I've looked at this thread: Regex to find all sentences of text? but can't seem to get it to solve my exact scenario. Here's the text I'm working with:
import regex as re
sentence=re.compile("[A-Z].*?[\.!?] ", re.MULTILINE | re.DOTALL )
phrase = """For necessary expenses of the Office of Inspector
General, including employment pursuant to the Inspector
General Act of 1978 (Public Law 95–452; 5 U.S.C. App.),
$99,912,000, including such sums as may be necessary for
contracting and other arrangements with public agencies
and private persons pursuant to section 6(a)(9) of the Inspector General Act of 1978 (Public Law 95–452; 5
U.S.C. App.), and including not to exceed $125,000 for
certain confidential operational expenses, including the
payment of informants, to be expended under the direction
of the Inspector General pursuant to the Inspector General Act of 1978 (Public Law 95–452; 5 U.S.C. App.) and
section 1337 of the Agriculture and Food Act of 1981. For necessary expenses of the Office of the General
23 Counsel, $45,390,000."""
phrase = phrase.replace("\n", "")
sentence.findall(phrase)
# outputs:
['For necessary expenses of the Office of Inspector General, including employment pursuant to the Inspector General Act of 1978 (Public Law 95–452; 5 U.S.C. ',
'App.), $99,912,000, including such sums as may be necessary for contracting and other arrangements with public agencies and private persons pursuant to section 6(a)(9) of the Inspector General Act of 1978 (Public Law 95–452; 5 U.S.C. ',
'App.), and including not to exceed $125,000 for certain confidential operational expenses, including the payment of informants, to be expended under the direction of the Inspector General pursuant to the Inspector General Act of 1978 (Public Law 95–452; 5 U.S.C. ',
'App.) and section 1337 of the Agriculture and Food Act of 1981. ']

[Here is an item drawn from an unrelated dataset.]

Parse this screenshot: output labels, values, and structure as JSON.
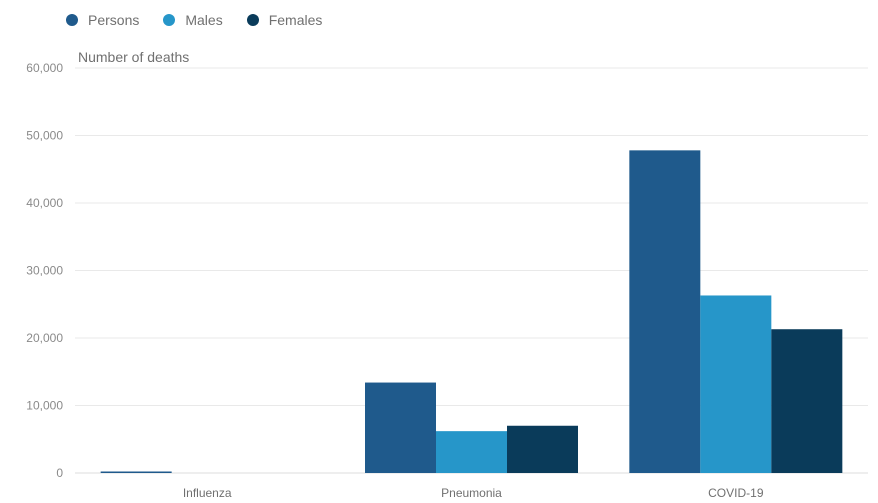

In this case, there are only 2 actual sentences in this long phrase. The first is:
For necessary expenses of the Office of Inspector General, including employment pursuant to the Inspector General Act of 1978 (Public Law 95–452; 5 U.S.C. App.), $99,912,000, including such sums as may be necessary for contracting and other arrangements with public agencies and private persons pursuant to section 6(a)(9) of the Inspector General Act of 1978 (Public Law 95–452; 5 U.S.C. App.), and including not to exceed $125,000 for certain confidential operational expenses, including the payment of informants, to be expended under the direction of the Inspector General pursuant to the Inspector General Act of 1978 (Public Law 95–452; 5 U.S.C. App.) and section 1337 of the Agriculture and Food Act of 1981.
And the second is:
For necessary expenses of the Office of the General 23 Counsel, $45,390,000.
Is there a way, through regex or other means, to extract what I want? The end-goal is to be able to extract all of the full sentences, and then search them for certain things. (If that makes a difference on the solution)